Beauty and Form in the Work of Sidney Wade

Sidney Wade
© Marion Ettlinger

SIDNEY WADE has published five collections of poems, the most recent of which is Stroke (Persea Books, 2008). Her next, Edge, is forthcoming from Persea in April 2013. Her poems and translations have appeared in a wide variety of journals, including Poetry, The New Yorker, Grand Street, and The Paris Review. She translates the poems of Melih Cevdet Anday and Yahya Kemal, among others, from the Turkish. She taught at Istanbul University as a Senior Fulbright Fellow in 1989-90. The poetry editor of the literary journal Subtropics, she has also served as President of the Association of Writers & Writing Programs and Secretary/Treasurer for the American Literary Translators Association, ALTA. She has taught in the MFA@FLA Creative Writing Program at the University of Florida since 1993.

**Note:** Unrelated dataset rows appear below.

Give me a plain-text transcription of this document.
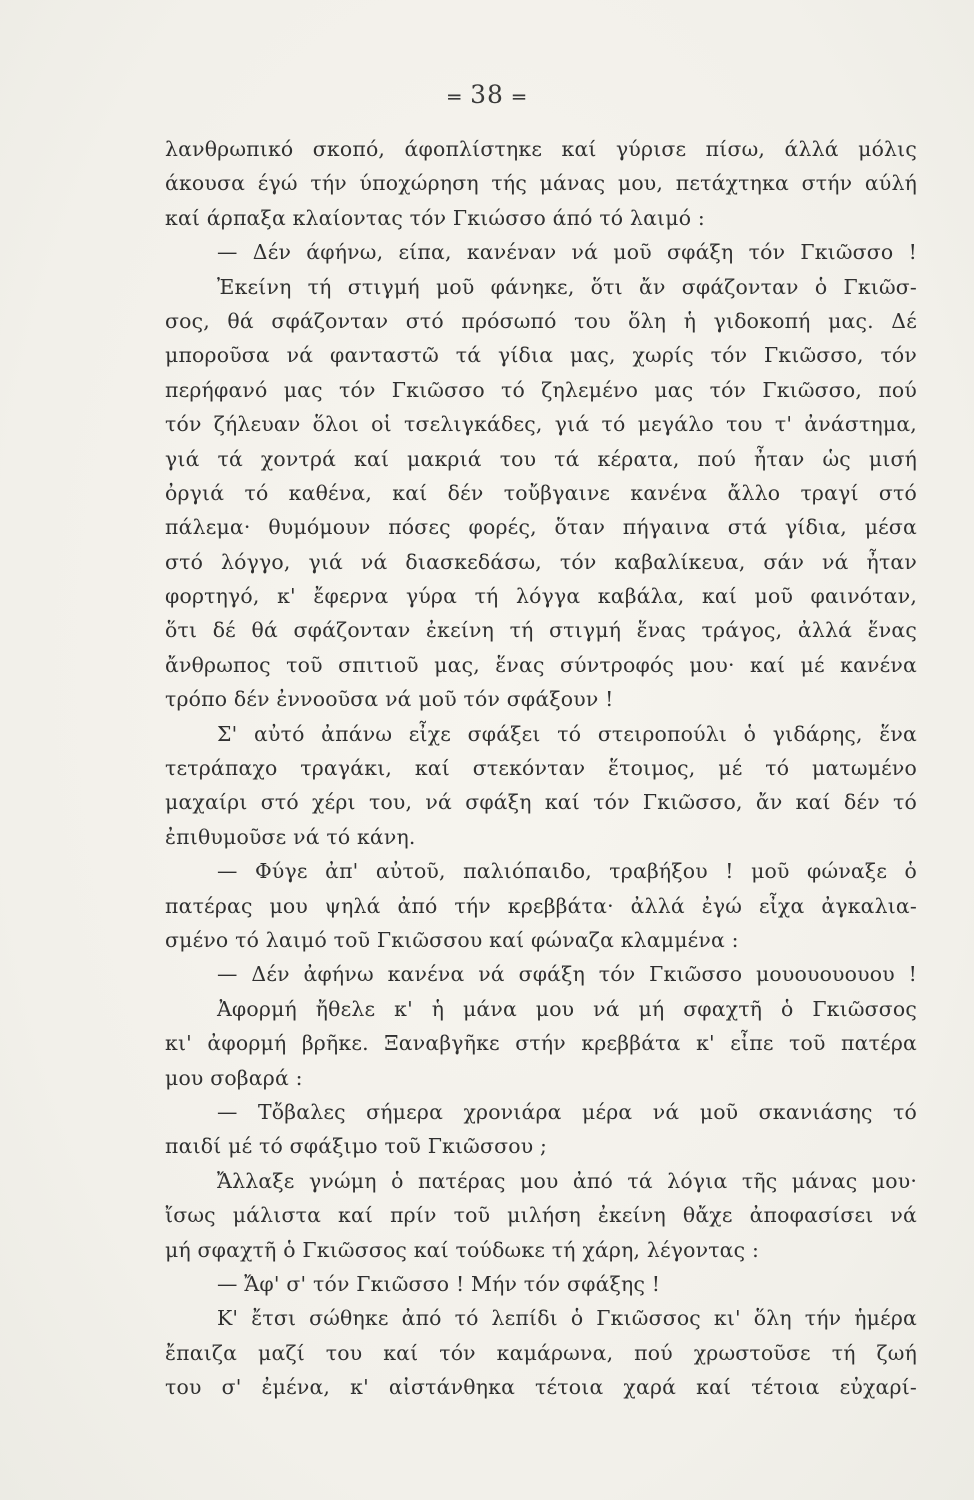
═ 38 ═
λανθρωπικό σκοπό, άφοπλίστηκε καί γύρισε πίσω, άλλά μόλις
άκουσα έγώ τήν ύποχώρηση τής μάνας μου, πετάχτηκα στήν αύλή
καί άρπαξα κλαίοντας τόν Γκιώσσο άπό τό λαιμό :
— Δέν άφήνω, είπα, κανέναν νά μοῦ σφάξη τόν Γκιῶσσο !
Ἐκείνη τή στιγμή μοῦ φάνηκε, ὅτι ἄν σφάζονταν ὁ Γκιῶσ-
σος, θά σφάζονταν στό πρόσωπό του ὅλη ἡ γιδοκοπή μας. Δέ
μποροῦσα νά φανταστῶ τά γίδια μας, χωρίς τόν Γκιῶσσο, τόν
περήφανό μας τόν Γκιῶσσο τό ζηλεμένο μας τόν Γκιῶσσο, πού
τόν ζήλευαν ὅλοι οἱ τσελιγκάδες, γιά τό μεγάλο του τ' ἀνάστημα,
γιά τά χοντρά καί μακριά του τά κέρατα, πού ἦταν ὡς μισή
ὀργιά τό καθένα, καί δέν τοὔβγαινε κανένα ἄλλο τραγί στό
πάλεμα· θυμόμουν πόσες φορές, ὅταν πήγαινα στά γίδια, μέσα
στό λόγγο, γιά νά διασκεδάσω, τόν καβαλίκευα, σάν νά ἦταν
φορτηγό, κ' ἔφερνα γύρα τή λόγγα καβάλα, καί μοῦ φαινόταν,
ὅτι δέ θά σφάζονταν ἐκείνη τή στιγμή ἕνας τράγος, ἀλλά ἕνας
ἄνθρωπος τοῦ σπιτιοῦ μας, ἕνας σύντροφός μου· καί μέ κανένα
τρόπο δέν ἐννοοῦσα νά μοῦ τόν σφάξουν !
Σ' αὐτό ἀπάνω εἶχε σφάξει τό στειροπούλι ὁ γιδάρης, ἕνα
τετράπαχο τραγάκι, καί στεκόνταν ἕτοιμος, μέ τό ματωμένο
μαχαίρι στό χέρι του, νά σφάξη καί τόν Γκιῶσσο, ἄν καί δέν τό
ἐπιθυμοῦσε νά τό κάνη.
— Φύγε ἀπ' αὐτοῦ, παλιόπαιδο, τραβήξου ! μοῦ φώναξε ὁ
πατέρας μου ψηλά ἀπό τήν κρεββάτα· ἀλλά ἐγώ εἶχα ἀγκαλια-
σμένο τό λαιμό τοῦ Γκιῶσσου καί φώναζα κλαμμένα :
— Δέν ἀφήνω κανένα νά σφάξη τόν Γκιῶσσο μουουουουου !
Ἀφορμή ἤθελε κ' ἡ μάνα μου νά μή σφαχτῆ ὁ Γκιῶσσος
κι' ἀφορμή βρῆκε. Ξαναβγῆκε στήν κρεββάτα κ' εἶπε τοῦ πατέρα
μου σοβαρά :
— Τὄβαλες σήμερα χρονιάρα μέρα νά μοῦ σκανιάσης τό
παιδί μέ τό σφάξιμο τοῦ Γκιῶσσου ;
Ἄλλαξε γνώμη ὁ πατέρας μου ἀπό τά λόγια τῆς μάνας μου·
ἴσως μάλιστα καί πρίν τοῦ μιλήση ἐκείνη θἄχε ἀποφασίσει νά
μή σφαχτῆ ὁ Γκιῶσσος καί τούδωκε τή χάρη, λέγοντας :
— Ἄφ' σ' τόν Γκιῶσσο ! Μήν τόν σφάξης !
Κ' ἔτσι σώθηκε ἀπό τό λεπίδι ὁ Γκιῶσσος κι' ὅλη τήν ἡμέρα
ἔπαιζα μαζί του καί τόν καμάρωνα, πού χρωστοῦσε τή ζωή
του σ' ἐμένα, κ' αἰστάνθηκα τέτοια χαρά καί τέτοια εὐχαρί-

Many of your poems seem very grounded in place, whether a natural landscape or the city of Istanbul. How would you say place affects you as a poet?

Landscape has a profound influence on me, always has. And not just in terms of my writing — I respond physically and spiritually, as well as aesthetically, to the landscapes I inhabit.

The speakers in your poems have very close connections to their landscape, be it a natural or urban setting, and, as humans, they seem to be placed on equal terms as the objects, particularly natural objects, rather than lording over them. A poem like “Locus Amoenus” in Empty Sleeves, for example, conveys a beauty that is both elegant and humble in its inclusiveness. Can you speak to your aesthetic in terms of the relation between human nature and nature?

I have long objected to the Judeo-Christian assumption that humans were put on earth to dominate its other orders. I’m quite sure we were, instead, as so many indigenous cultures have recognized forever, offered the opportunity to cooperate with creatures and other living presences on whose good graces we depend for our sustenance, and, of course, our lives.

Reading your translations of Turkish poems and your original poems set in Istanbul, I feel transported to a richly textured and ancient world. I imagine living in Istanbul had a strong affect on your aesthetic?

Istanbul’s divided soul owes its life to uncertainties, mysteries, and doubt, and my experience there honed my sense of the central importance of this tension in art.

Living in Istanbul hugely broadened my understanding of beauty. I’ve never before or since had the great good fortune to live in a place that I felt sure was the center of the world. Aesthetically, Istanbul inhabits a deeply poetic space. I think this is due to the fact that it is so self-conflicted — it is at once European and Asian, the seat of Christian and Islamic empires, ancient and contemporary, conservative and liberal, filthy and clean, foreign and familiar. All these contrasts noddle along, nudging at everyone from every angle, insisting you take in both sides at once, just as Keats recommended artists accept the world, with what he called “negative capability.” Istanbul’s divided soul owes its life to uncertainties, mysteries, and doubt, and my experience there honed my sense of the central importance of this tension in art. And of course, coming into contact with the awe-inspiring artistic achievements that have accumulated over the centuries, both Eastern and Western, in that center of the world, significantly affected my aesthetic.